SPOILERS FOR 5x13
A/N: The thing about the last episode of Merlin is not the deaths, at least for me; it was that until the very end- the very last second, just before the credits- I was waiting for some miracle.
Because there was no way, after losing so much, Merlin was going to lose Arthur too.
But then again, there is now the opportunity to write things like this, and other wonderful people have written things like this, and together we'll get through it.
I don't usually write things with titles like this (at least, I haven't for years now), but I sort of wrote this on the fly and it's helping me cope with the 'Merlin is over and I want to burn things' feels, so here it is.
This is inspired by ptelly's gorgeous Merlin fanart onTumblr [check out scarrletmoon on AO3]
It came in the rain, in the middle of a gray crowd under a bleak sky that's been dark for as long as Merlin could remember. Blinded by umbrellas and rain and wet raincoats, he almost didn't see it, but something compelled him to look up: a spot of colour out of the corner of his eye somewhere, bright and wrong and terrifying, but no one else seemed to see it. Under the blaring noise of headphones and the rush to get off the train, it was ignored, and only Merlin saw it as it struggled to keep flying before it was crushed by the water. And as soon as Merlin saw it, he felt something that he hadn't felt in years; it started somewhere deep inside his chest, sparked behind his eyes and travelled until he felt it burning through his blood like flames, and he suddenly had to work to keep his magic in control like he had when it was still new. He'd stopped using magic years ago, and even then only in emergencies; because Arthur took part of him that day, and Merlin had been waiting- aging and pretending and moving on for years, from Merlin to the old man that nobody knew, and then back to the boy that wandered all over England just waiting for his once and future king.
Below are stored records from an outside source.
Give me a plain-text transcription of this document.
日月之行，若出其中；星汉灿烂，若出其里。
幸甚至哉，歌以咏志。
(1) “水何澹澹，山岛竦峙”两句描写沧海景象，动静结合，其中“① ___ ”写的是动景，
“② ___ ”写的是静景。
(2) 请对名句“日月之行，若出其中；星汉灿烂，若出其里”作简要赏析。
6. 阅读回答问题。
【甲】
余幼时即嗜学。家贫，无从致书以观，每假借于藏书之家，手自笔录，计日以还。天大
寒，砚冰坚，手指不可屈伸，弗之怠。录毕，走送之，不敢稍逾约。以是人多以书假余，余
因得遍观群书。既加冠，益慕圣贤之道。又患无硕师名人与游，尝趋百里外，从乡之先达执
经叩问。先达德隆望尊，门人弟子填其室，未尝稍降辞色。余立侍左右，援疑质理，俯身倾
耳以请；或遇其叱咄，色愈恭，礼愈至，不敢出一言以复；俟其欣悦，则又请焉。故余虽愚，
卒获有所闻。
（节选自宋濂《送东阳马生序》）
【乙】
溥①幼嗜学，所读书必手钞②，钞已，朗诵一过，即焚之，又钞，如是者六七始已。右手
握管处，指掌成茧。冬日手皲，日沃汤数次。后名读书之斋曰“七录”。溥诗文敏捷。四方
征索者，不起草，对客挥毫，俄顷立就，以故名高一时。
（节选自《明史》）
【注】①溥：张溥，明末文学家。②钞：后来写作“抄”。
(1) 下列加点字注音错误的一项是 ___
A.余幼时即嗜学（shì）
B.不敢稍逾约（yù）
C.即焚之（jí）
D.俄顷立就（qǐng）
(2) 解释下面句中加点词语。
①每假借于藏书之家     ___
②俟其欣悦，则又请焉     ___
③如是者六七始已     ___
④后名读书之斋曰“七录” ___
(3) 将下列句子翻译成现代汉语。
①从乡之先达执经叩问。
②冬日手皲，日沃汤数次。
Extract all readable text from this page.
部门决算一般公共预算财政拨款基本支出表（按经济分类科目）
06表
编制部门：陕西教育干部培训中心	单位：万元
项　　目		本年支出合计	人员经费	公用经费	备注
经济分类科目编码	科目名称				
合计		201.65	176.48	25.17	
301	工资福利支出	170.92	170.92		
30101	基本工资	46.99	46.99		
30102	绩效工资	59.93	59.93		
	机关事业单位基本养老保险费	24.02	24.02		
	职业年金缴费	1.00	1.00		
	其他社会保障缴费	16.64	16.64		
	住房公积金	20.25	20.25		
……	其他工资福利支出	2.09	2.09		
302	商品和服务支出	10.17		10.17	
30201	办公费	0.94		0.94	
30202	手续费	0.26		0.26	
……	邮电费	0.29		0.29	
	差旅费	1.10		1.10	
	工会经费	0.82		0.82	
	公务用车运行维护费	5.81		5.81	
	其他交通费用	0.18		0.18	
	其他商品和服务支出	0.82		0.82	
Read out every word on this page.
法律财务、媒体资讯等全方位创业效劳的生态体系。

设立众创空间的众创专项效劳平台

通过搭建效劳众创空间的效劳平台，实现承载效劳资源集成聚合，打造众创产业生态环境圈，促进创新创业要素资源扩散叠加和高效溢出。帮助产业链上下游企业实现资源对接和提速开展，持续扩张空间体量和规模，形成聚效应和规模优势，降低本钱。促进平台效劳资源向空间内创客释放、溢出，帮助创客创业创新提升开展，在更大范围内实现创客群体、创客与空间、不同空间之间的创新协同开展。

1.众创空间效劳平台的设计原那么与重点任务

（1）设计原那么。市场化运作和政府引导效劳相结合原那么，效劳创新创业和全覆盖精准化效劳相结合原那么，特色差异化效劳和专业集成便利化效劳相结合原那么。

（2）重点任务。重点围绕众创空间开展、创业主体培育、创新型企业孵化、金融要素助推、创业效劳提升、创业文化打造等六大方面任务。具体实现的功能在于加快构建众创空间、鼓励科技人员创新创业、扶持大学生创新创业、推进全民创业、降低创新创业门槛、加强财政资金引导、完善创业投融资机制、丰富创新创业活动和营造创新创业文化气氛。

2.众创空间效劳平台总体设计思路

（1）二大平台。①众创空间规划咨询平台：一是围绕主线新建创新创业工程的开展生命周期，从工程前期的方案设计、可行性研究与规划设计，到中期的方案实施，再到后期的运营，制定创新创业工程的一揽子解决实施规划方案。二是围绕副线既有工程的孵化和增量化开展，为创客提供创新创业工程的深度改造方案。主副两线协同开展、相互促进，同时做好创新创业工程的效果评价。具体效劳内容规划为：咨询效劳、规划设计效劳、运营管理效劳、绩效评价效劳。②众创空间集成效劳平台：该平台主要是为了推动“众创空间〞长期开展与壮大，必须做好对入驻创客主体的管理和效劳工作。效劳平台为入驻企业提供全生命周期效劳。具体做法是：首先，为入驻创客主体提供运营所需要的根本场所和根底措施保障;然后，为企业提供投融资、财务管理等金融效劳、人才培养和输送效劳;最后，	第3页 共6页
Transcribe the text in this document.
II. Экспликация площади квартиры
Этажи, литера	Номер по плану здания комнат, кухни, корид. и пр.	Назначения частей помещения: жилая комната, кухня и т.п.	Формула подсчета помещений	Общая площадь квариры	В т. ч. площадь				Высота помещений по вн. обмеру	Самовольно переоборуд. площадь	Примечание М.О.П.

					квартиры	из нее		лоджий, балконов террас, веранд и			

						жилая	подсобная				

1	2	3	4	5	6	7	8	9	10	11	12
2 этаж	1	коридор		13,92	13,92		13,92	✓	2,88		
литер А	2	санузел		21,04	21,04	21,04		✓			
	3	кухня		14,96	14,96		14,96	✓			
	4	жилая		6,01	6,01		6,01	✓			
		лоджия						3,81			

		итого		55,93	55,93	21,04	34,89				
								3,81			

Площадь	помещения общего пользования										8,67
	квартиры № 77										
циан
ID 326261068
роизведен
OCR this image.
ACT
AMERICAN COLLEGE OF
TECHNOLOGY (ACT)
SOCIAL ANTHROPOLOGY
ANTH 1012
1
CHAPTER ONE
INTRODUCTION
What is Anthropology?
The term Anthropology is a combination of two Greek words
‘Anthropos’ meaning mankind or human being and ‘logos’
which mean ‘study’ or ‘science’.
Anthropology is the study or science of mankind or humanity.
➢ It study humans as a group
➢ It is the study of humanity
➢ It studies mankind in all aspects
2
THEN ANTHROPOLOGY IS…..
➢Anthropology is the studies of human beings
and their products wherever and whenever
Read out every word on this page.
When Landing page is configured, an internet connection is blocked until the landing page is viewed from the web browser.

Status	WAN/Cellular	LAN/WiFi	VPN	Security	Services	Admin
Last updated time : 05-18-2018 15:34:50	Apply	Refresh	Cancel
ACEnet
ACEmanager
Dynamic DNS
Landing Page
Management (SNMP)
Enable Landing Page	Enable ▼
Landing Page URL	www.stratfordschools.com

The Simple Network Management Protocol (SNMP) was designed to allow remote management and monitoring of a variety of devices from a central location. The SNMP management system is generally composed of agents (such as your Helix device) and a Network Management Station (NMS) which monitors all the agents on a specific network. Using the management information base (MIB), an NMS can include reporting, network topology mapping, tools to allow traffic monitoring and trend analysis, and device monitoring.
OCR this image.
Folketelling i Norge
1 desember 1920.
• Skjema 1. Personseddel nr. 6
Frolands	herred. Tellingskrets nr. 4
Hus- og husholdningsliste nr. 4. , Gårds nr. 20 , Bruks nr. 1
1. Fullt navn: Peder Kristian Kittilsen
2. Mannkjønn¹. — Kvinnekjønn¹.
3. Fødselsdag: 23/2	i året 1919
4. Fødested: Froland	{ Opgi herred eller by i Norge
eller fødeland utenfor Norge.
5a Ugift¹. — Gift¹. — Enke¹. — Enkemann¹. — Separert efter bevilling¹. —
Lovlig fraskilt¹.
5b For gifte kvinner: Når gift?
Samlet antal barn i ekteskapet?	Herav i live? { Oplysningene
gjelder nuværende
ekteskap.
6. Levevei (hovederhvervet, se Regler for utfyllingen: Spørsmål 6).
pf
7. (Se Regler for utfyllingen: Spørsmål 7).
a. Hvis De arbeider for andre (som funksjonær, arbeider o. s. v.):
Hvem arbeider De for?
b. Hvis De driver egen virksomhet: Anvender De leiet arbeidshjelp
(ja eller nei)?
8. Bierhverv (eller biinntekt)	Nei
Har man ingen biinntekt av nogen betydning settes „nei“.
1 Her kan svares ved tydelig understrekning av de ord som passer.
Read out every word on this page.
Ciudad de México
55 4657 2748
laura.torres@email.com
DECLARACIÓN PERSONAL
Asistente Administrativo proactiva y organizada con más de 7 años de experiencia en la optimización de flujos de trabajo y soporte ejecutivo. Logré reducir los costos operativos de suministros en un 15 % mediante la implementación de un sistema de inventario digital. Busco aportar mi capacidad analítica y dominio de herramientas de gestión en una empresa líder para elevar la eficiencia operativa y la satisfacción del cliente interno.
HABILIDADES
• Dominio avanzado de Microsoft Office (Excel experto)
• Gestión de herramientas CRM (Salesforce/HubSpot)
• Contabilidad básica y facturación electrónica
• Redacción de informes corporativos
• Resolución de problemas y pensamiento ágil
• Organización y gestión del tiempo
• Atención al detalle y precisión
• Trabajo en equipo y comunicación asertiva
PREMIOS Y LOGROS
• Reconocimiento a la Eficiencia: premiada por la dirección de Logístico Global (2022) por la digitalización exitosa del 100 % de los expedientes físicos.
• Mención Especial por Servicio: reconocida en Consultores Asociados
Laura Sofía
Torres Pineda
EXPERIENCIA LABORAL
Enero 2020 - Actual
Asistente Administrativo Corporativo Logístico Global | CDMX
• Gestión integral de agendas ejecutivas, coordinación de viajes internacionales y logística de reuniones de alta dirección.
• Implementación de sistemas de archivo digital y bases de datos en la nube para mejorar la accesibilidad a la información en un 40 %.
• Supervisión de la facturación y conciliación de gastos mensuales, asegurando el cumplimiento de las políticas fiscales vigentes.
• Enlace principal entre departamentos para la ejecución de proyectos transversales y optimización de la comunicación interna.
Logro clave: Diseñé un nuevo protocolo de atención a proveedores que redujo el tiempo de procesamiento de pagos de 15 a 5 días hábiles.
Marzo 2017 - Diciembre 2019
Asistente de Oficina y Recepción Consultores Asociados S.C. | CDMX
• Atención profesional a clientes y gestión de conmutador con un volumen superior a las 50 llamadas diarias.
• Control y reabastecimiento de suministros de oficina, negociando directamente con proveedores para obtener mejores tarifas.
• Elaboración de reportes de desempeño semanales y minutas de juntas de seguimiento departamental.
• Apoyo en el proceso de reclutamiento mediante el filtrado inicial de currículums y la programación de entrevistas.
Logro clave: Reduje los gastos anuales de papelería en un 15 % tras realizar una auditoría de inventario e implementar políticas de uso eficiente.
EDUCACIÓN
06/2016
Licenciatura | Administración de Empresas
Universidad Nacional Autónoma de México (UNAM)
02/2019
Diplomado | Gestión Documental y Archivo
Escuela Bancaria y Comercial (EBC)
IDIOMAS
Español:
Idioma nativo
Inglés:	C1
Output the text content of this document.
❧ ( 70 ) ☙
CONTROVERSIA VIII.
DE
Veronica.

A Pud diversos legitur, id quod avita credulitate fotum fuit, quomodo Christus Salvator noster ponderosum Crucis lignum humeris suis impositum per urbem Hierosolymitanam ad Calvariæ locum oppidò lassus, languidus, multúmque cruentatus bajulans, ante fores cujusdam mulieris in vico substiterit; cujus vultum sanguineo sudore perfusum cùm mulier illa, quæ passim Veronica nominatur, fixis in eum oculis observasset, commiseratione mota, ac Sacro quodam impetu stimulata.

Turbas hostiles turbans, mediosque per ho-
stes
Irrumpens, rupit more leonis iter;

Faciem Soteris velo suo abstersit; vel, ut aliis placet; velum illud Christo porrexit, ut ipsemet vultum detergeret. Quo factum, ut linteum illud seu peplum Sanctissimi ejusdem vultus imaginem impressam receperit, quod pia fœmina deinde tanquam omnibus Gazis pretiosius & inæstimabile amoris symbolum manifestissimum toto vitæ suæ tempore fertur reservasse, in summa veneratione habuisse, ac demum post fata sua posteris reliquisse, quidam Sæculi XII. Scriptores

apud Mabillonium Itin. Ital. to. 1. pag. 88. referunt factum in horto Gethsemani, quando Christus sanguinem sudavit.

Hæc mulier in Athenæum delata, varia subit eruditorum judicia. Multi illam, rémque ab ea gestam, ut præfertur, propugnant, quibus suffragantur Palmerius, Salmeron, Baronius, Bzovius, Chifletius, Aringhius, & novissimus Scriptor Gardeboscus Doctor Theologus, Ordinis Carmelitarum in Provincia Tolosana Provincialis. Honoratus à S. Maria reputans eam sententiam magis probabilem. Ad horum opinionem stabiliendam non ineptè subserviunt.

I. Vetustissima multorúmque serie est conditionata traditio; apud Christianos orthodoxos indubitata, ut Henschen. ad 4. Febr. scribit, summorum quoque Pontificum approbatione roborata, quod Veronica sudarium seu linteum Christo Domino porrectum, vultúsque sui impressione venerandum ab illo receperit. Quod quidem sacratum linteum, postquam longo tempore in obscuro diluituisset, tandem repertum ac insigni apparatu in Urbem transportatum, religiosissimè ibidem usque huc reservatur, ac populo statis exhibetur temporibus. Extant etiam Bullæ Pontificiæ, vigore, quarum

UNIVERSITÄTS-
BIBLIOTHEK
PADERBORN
No one saw; most people were just irritated when Merlin suddenly stopped and they muttered angrily as they were forced to walk around him. It didn't matter, none of them did, nor the cold wet of the rain and the sweat that made his t-shirt stick to his skin from being crowded in with so many strangers, nor his own weariness: what mattered was the face of the man he saw when the red butterfly fell out of view; what mattered were the blue eyes that found his in the middle of that crowd, the man's first frown and then Merlin's lips shaping the name he hadn't spoken in so long.
He hadn't changed at all, not since that day. Merlin pushed through angry crowds, stumbled and skinned his hands on the pavement when he fell, but it didn't matter, and the pain in his hands and his chest and the throbbing headache he'd had this morning weren't important; what was important was the way Arthur's face changed from confusion to surprise, the way he tried to reach Merlin first, they way before he fell again, Arthur's hands had already found him and were pulling him up, the way when Merlin looked at him, he was back in Camelot again so many years ago, back when things were a little easier and Merlin didn't know how the world was going to change before they saw each other again.
And after a while, after they'd gotten their breath back and were still staring at each other in awe, Arthur put his hands on Merlin's shoulders and looked at him very seriously, and for a moment Merlin was worried that he was going to say that now wasn't the time; that this was a false alarm and that he would have to say goodbye all over again (but he had had enough of goodbyes, Merlin wanted to say, had had enough of watching the light fade out of friends eyes, of promising Gaius and Gwen that he would find Arthur again even though he didn't know how he would).
"You haven't changed," Arthur said.
"Neither have-"
"You're still an idiot."
Merlin stopped, but a second later he felt a tug at his lips and then his face breaking into a grin, and they were laughing again.
Just as they had; just as they always would be.